Cela dit, tant que le tabac est un produit légal, nous n’arriverons jamais à une utilisation nulle. Si vous regardez l’Utah, par exemple, il a le taux de tabagisme le plus bas du pays (environ 10%) en raison de sa population mormone; donc si nous pouvions viser un taux de tabagisme national de 10%, je pense que ce serait un objectif réalisable.

Sous l’administration Obama, la Food and Drug Administration (FDA) des États-Unis a obtenu le pouvoir de réglementer le tabac, ce qui était une loi de 100 ans en gestation. L’Agence envisage des moyens de réduire considérablement la quantité de nicotine dans les cigarettes. Abaisser les niveaux de nicotine rendrait la cigarette nettement moins addictive.

Réflexions de clôture

Des réflexions de clôture sur l’état du cancer du poumon – aller de l’avant?

Nous avons fait plus de progrès au cours des 5 dernières années que dans les 50 années précédentes combinées pour aider un patient diagnostiqué avec un cancer du poumon. Dans le passé, il était inhabituel de voir des patients atteints d’un cancer du poumon métastatique vivre au-delà de 6 à 12 mois. Au cours des 5 dernières années, avec l’explosion des immunothérapies ciblées et des immunothérapies, il n’est pas rare que les patients atteints de maladie métastatique vivent 2, 3, 4 ans et au-delà. De plus, nous avons récemment vu des données suggérant que nous sommes sur le point de faire de grands progrès dans la guérison des patients atteints de stades précoces du cancer du poumon. Les progrès sont basés sur les grands travaux scientifiques sur l’ADN et l’immunologie, et le crédit devrait être réparti entre toutes les parties impliquées. Nous sommes vraiment au milieu d’un changement de résultats chez certains patients atteints d’un cancer du poumon, malheureusement pas tous. Mais l’avenir est prometteur.

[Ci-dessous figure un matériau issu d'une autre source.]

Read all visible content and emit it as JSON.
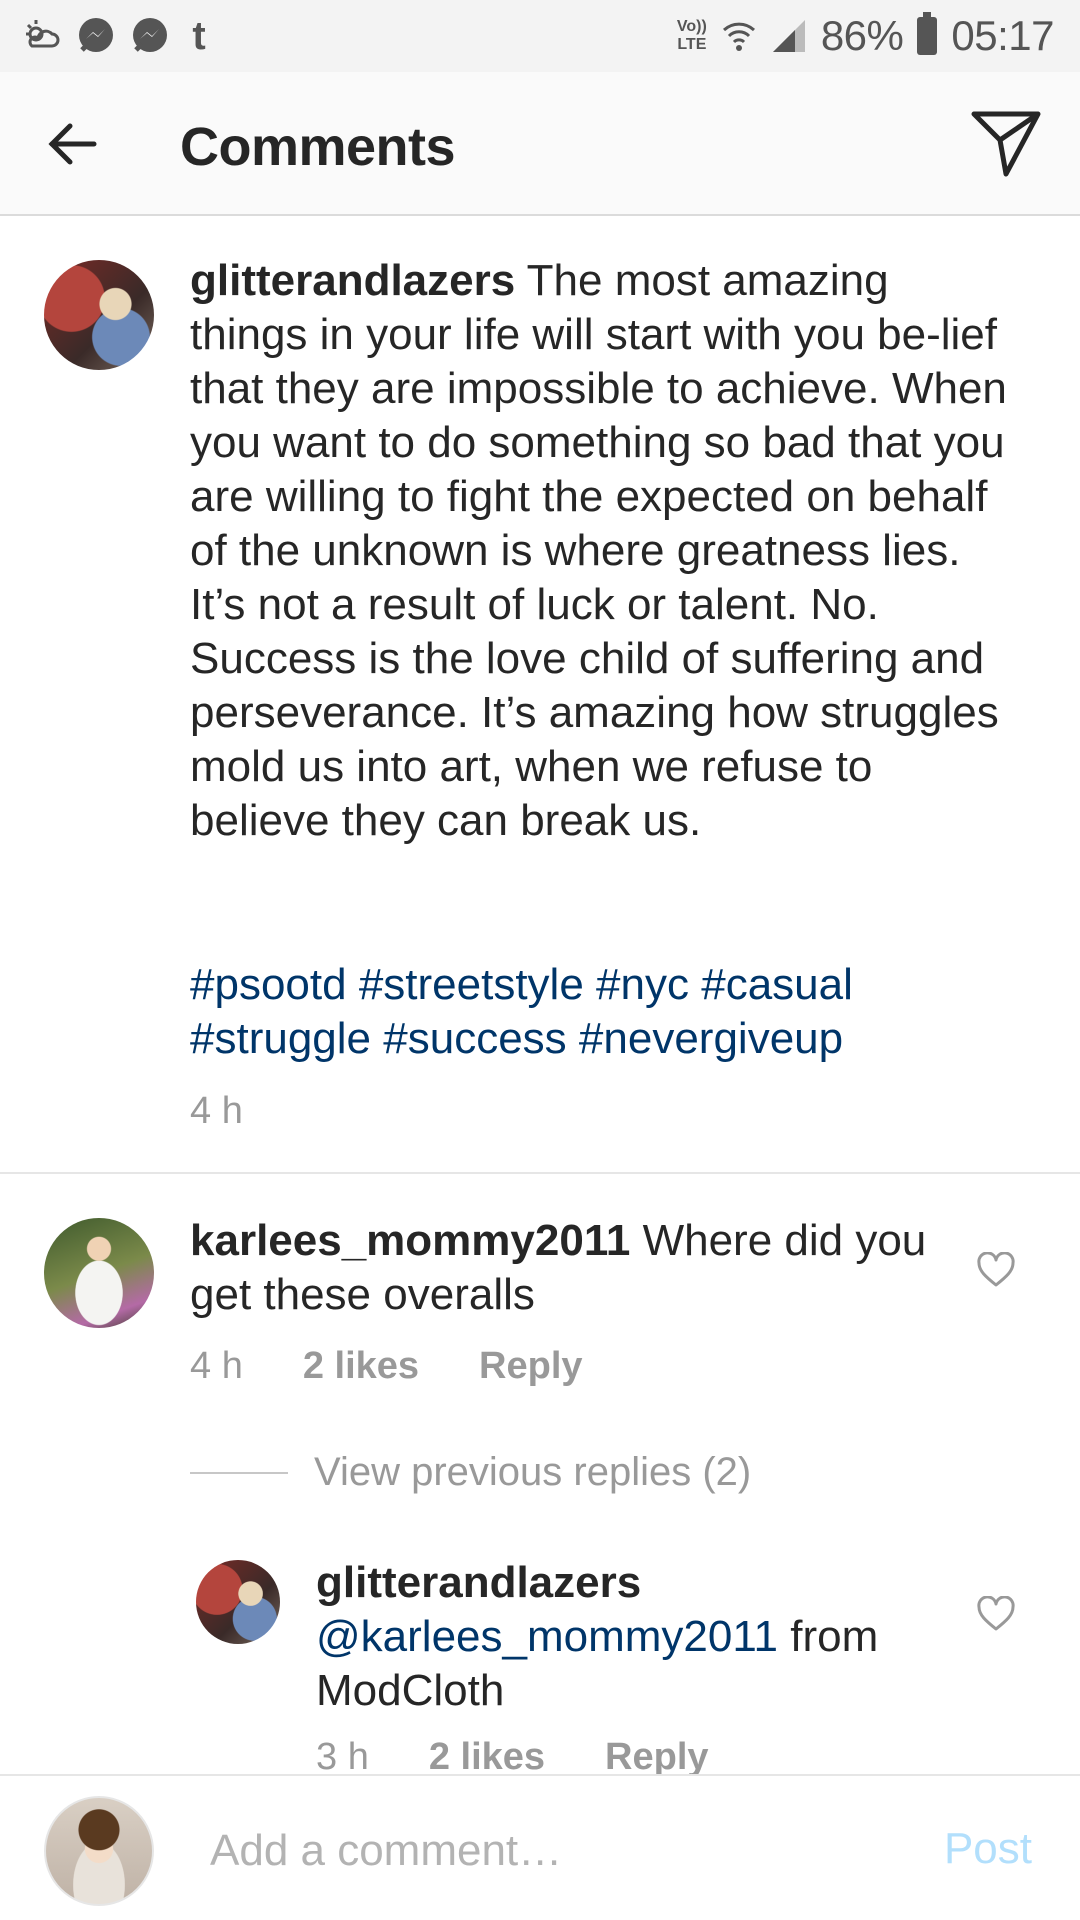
{
  "status_bar": {
    "lte_top": "Vo))",
    "lte_bottom": "LTE",
    "battery": "86%",
    "time": "05:17",
    "icons": [
      "weather-icon",
      "messenger-icon",
      "messenger-icon",
      "tumblr-icon",
      "wifi-icon",
      "signal-icon",
      "battery-icon"
    ]
  },
  "header": {
    "title": "Comments",
    "back_icon": "back-arrow-icon",
    "send_icon": "direct-send-icon"
  },
  "caption": {
    "username": "glitterandlazers",
    "text": "The most amazing things in your life will start with you be-lief that they are impossible to achieve. When you want to do something so bad that you are willing to fight the expected on behalf of the unknown is where greatness lies. It’s not a result of luck or talent. No. Success is the love child of suffering and perseverance. It’s amazing how struggles mold us into art, when we refuse to believe they can break us.",
    "hashtags": [
      "#psootd",
      "#streetstyle",
      "#nyc",
      "#casual",
      "#struggle",
      "#success",
      "#nevergiveup"
    ],
    "time": "4 h"
  },
  "comments": [
    {
      "username": "karlees_mommy2011",
      "text": "Where did you get these overalls",
      "time": "4 h",
      "likes": "2 likes",
      "reply_label": "Reply",
      "view_replies": "View previous replies (2)",
      "replies": [
        {
          "username": "glitterandlazers",
          "mention": "@karlees_mommy2011",
          "text": "from ModCloth",
          "time": "3 h",
          "likes": "2 likes",
          "reply_label": "Reply"
        }
      ]
    }
  ],
  "composer": {
    "placeholder": "Add a comment…",
    "post_label": "Post"
  },
  "colors": {
    "hashtag": "#003569",
    "meta": "#999999",
    "post_disabled": "#b2dffc"
  }
}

L’aspect le plus important du cancer du poumon est de réaliser que nous pourrions éliminer 90% de la maladie si nous nous débarrassions du tabac. Cela, bien sûr, ne se produira pas, mais avec la poursuite des programmes de renoncement, nous assisterons à des réductions importantes de la consommation de tabac aux États-Unis au cours des prochaines années, ce qui réduira considérablement les souffrances et les décès liés au cancer du poumon. ■

DIVULGATION : Le Dr Hanna n’a signalé aucun conflit d’intérêts.